An alert consumer who suspected a scam used his telephone tracing feature to identify the Fort Dodge telemarketing number and notified Miller's office, which undertook an investigation.
Miller's Office executed a search warrant on December 7, 1995, and TDS's telemarket- ing from Iowa stopped at that time. Records seized in the search were the basis for prosecution of the owner and a manager of the Fort Dodge office. Criminal charges were filed in July 1996 as part of a state-federal crackdown on office supply schemes called Operation Copycat.
Margaret Haynes of Fontana, California, who managed the Rialto office at various times and at one point came to Iowa briefly to supervise the Fort Dodge office, also pled guilty last year to a felony charge of conspiracy to commit theft by deception brought by Miller's office.
Another term of Spencer's probation is that he is to pay restitution of $355.95 to Coralville United Methodist Church, one of the known Iowa victims of Spencer's business.

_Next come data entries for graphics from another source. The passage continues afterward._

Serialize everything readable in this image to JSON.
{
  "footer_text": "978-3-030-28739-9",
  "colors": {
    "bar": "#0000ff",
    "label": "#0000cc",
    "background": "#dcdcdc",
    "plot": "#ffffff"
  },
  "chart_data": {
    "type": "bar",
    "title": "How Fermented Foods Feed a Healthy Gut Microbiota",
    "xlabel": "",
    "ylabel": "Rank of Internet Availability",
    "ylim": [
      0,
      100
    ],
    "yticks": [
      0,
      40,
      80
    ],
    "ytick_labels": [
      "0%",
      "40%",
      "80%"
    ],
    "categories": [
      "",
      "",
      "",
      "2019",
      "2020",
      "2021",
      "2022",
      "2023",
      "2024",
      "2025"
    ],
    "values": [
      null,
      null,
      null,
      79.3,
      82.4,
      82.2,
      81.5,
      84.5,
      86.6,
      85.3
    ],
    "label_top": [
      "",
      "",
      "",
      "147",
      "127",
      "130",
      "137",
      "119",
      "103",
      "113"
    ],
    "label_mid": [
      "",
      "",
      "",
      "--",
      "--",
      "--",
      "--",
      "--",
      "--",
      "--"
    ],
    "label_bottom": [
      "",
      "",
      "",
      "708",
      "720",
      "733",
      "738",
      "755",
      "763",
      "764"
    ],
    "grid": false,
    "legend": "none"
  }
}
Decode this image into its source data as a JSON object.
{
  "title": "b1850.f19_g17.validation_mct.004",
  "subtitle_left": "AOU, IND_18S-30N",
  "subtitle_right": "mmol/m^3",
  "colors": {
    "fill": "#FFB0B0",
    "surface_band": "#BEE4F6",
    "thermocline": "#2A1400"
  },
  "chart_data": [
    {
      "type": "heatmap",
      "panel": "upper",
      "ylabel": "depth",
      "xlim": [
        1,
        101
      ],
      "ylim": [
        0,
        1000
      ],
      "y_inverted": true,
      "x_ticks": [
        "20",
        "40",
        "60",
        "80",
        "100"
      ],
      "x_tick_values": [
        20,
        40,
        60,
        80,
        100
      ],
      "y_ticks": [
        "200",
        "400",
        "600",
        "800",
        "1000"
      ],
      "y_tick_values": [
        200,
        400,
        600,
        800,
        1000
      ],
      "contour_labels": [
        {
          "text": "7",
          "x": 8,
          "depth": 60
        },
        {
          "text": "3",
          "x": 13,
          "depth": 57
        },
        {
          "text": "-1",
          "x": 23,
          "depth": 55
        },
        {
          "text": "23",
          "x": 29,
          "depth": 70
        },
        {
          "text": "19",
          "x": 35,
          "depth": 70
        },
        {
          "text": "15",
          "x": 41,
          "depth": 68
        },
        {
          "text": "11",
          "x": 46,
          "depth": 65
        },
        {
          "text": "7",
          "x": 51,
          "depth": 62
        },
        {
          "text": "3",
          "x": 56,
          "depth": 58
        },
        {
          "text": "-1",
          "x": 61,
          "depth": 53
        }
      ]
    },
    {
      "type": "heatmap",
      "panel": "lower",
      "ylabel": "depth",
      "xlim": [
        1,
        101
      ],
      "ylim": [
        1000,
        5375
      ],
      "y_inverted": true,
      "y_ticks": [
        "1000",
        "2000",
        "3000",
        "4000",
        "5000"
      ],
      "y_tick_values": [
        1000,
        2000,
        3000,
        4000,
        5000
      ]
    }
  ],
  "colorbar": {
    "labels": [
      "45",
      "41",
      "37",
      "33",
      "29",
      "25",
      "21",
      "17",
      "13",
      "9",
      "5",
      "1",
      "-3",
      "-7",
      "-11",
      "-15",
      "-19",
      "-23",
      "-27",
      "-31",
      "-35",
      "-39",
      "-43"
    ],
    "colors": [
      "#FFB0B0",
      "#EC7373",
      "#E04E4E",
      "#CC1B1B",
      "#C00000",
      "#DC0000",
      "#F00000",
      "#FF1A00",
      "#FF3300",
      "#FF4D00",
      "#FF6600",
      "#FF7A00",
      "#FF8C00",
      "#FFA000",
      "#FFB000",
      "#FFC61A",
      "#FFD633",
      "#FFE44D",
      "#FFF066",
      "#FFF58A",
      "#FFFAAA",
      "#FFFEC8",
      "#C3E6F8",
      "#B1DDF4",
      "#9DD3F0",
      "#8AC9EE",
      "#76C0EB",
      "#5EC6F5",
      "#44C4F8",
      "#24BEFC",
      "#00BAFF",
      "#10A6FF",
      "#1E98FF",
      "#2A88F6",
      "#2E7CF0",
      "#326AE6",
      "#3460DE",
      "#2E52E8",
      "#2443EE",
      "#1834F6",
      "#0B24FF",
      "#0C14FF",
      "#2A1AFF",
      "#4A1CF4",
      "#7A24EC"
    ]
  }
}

"Iowa businesses, churches, synagogues and others have to be on guard," Miller said. "Office-supply schemes are a perennial threat. We advise people to alert their staff, establish secure purchasing procedures, and know exactly with whom they are doing business."
Miller said his office often goes to bat for businesses. "Our consumer protection laws are there to protect businesses as well as consumers, and small businesses and professional offices often are the target of scams," he said.
"And if you do get cheated, call our Consumer Protection Division," he said. "We will try to get your money back and be sure the perpetrators are punished, especially if they try to operate out of Iowa."